En juillet dernier, Nuits d’Afrique a soufflé ses dix-sept bougies. Bel âge pour un festival… celui de la maturité et de la remise en question. Par l’importance et la qualité de sa programmation comme par la volonté affichée de se renouveler, cette édition semble amorcer un tournant dans l’histoire du plus grand festival de musiques africaines du Canada. Une histoire longue et pleine de rebondissements, de rencontres, de pugnacité. En 1986, lorsque le Guinéen Lamine Touré décide d’organiser dans sa petite boite de nuit, le Ballattou, un festival, personne ne peut imaginer l’ampleur que va acquérir cette manifestation au fil des années.

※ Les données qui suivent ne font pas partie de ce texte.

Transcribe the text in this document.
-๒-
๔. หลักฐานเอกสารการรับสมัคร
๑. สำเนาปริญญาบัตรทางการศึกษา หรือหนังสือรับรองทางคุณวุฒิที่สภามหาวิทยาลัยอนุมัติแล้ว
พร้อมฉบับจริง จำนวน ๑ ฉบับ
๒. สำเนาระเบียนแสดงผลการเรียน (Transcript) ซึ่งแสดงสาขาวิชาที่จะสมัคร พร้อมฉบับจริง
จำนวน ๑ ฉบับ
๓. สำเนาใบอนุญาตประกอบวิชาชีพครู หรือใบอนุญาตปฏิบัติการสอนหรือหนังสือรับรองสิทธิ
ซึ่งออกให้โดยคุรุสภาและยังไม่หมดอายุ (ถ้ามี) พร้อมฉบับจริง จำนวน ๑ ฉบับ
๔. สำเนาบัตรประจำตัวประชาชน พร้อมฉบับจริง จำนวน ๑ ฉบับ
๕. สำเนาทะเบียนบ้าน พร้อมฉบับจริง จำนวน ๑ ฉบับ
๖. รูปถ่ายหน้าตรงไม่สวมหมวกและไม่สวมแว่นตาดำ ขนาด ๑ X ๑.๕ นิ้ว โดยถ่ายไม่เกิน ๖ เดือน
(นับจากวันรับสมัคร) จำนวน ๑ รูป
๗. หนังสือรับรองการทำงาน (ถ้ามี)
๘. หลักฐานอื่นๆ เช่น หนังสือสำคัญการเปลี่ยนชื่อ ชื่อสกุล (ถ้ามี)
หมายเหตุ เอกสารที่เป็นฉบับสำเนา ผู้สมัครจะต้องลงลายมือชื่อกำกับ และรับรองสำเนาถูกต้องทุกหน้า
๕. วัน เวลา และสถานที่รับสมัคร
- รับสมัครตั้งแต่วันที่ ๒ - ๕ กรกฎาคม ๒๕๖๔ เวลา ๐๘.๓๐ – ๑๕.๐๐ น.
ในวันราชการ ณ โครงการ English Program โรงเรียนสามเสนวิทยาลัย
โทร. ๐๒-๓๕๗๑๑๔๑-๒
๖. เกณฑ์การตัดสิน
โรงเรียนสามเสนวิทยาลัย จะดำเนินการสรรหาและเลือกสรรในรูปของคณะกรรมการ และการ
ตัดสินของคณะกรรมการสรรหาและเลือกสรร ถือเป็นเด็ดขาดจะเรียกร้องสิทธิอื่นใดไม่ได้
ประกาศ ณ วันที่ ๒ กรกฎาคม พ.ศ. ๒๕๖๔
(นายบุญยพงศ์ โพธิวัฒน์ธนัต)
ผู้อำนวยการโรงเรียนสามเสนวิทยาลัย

Une programmation éclectique
Aujourd’hui, Nuits d’Afrique se déploie sur pas moins de douze jours, quatre scènes à travers Montréal et propose entre trois et huit concerts par jour. C’est devenu l’un des plus grands festivals de musiques afro. Sa particularité ? Une programmation originale et éclectique qui ne ressemble pas à celle des festivals de musiques africaines en Europe. Nuits d’Afrique a choisi de décloisonner, s’aventurer, métisser.  » Parce que la musique alimente notre passé, notre présent et nos lendemains, il est fondamentalement essentiel d’en retracer les origines et les descendances « , explique son fondateur Lamine Touré, devenu une figure incontournable d’un Montréal de plus en plus multiculturel. Ainsi, les artistes conviés à cette dix-septième édition ne viennent-ils pas uniquement d’Afrique subsaharienne ou du Maghreb. Ils sont aussi originaires d’Amérique latine (Brésil, Nicaragua, Colombie) des Caraïbes (Haïti, Cuba, Jamaïque, Martinique, Trinidad), d’Asie (Inde) et même… d’Océanie (Australie) !  » A travers leurs musiques, tous ont un lien plus ou moins avéré avec l’Afrique, explique Tidiane Soumah, un jeune Guinéen, responsable de la programmation du festival. Il nous semble intéressant de montrer non seulement la richesse des musiques africaines mais aussi comment elles ont  » fécondé  » d’autres rythmes.  »
Pari tenu. En douze jours, c’est un véritable tour d’horizon des musiques afro et de leurs avatars que les Montréalais ont pu s’offrir. Du brakka swinguant de So Kalméry (RDC) au bullerengue afro-colombien de la diva Petrona Martinez, en passant par les lokembé ancestraux de Kojo (Soudan).
Les palmes du délire
Cela a donné naissance à de très beaux concerts marqués par une forte communion entre les artistes et le public montréalais. Parmi les  » grands événements « , Manu Dibango, Lokua Kanza, Natacha Atlas et Petrona Martinez ont été longuement ovationnés. Mais les palmes du délire reviennent à Hassan Hakmoun, Selaelo Selota et Oliver Mtukudzi. Le premier, sorte de Jimi Hendrix marocain, grand maître du guembri – une guitare basse traditionnelle -, fait fusionner la musique gnawa avec du rock, du funk, des orchestrations orientales… et même du reggae.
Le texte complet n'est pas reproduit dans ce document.